Under Diamond’s proposal, which he has tabled in every legislative session since 2015, lawmakers would draft direct districts every ten years, as they do for congressional districts. The judicial maps must meet the same redistribution criteria set forth in the Pennsylvania Constitution, which requires legislators to draw districts that are approximately equal in population, compact and contiguous, and avoid splitting places “unless absolutely necessary.”

Despite the requirements, lawmakers in Pennsylvania – which would be the sign of the three appellate court cards – have produced one of the most worrying congressional cards in the country that the Supreme Court has issued in 2018.

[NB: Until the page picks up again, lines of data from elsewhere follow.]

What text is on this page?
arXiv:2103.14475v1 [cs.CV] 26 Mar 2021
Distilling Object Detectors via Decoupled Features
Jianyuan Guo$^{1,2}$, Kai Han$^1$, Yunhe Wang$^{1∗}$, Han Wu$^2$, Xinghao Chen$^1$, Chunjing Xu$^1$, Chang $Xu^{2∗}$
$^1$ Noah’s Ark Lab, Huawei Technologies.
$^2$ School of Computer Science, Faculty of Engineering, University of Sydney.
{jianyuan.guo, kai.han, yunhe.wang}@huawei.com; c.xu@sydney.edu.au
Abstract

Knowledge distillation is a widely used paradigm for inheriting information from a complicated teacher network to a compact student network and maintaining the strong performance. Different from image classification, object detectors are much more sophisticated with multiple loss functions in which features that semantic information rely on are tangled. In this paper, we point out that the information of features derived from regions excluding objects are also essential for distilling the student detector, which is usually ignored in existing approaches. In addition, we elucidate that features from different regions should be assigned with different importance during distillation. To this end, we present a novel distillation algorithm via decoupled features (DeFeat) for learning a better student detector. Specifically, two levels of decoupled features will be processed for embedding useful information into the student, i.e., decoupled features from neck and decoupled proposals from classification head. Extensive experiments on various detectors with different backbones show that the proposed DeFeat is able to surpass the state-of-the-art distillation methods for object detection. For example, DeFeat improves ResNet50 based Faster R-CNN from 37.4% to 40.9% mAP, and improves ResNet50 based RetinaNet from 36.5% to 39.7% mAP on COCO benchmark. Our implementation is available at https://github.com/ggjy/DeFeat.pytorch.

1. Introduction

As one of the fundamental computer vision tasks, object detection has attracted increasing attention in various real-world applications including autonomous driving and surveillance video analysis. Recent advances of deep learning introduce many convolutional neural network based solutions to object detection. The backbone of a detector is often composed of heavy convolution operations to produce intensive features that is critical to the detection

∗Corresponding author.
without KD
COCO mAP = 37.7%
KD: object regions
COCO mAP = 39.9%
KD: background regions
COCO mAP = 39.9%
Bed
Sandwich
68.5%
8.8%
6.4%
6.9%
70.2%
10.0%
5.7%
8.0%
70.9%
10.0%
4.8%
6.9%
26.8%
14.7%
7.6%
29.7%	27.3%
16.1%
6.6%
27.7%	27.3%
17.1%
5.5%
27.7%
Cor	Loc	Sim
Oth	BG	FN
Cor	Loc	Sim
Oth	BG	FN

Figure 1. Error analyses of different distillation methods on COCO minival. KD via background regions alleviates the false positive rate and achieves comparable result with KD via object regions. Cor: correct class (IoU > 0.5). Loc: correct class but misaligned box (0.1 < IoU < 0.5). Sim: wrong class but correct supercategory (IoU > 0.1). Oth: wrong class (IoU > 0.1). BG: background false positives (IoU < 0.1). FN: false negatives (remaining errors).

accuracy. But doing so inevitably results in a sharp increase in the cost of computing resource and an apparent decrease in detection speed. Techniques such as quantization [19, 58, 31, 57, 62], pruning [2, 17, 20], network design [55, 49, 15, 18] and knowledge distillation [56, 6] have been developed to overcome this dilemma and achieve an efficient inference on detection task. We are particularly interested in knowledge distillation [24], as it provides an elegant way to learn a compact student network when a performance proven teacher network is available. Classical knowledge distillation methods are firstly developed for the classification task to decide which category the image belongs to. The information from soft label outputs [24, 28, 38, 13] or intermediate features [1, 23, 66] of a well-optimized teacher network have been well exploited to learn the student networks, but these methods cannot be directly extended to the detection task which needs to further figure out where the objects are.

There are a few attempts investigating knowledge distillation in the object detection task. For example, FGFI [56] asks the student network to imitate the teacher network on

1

Since the judicial districts would be established by law, Diamond would require the approval of the governor, according to Diamond.

“I also provide input from the courts in the negotiations to draft the plan, which will bring together all three branches of government at a time when the Commonwealth needs such cooperation,” he said.

There has been much debate across the country for decades about the way judges are elected, while states follow different approaches to appointing judges by selecting merit or choosing by biased or non-biased races.

Twenty-eight states elect their judges from the Supreme Court through a combination of a commission that recommends candidates on merit to the governor or legislature for appointment, at least for an initial term on the bench, according to the Brennan Center for Justice.

Six states, including Pennsylvania, hold biased elections and 15 hold non-biased elections, with one state – New Mexico – requiring judges to run in biased elections after being appointed by the governor.

Four states – Mississippi, Kentucky, Louisiana and Illinois – elect Supreme Court justices by district. The two states that most closely resemble Diamond’s proposal, Illinois and Louisiana, hold biased district elections, but the lines remain untouched for decades.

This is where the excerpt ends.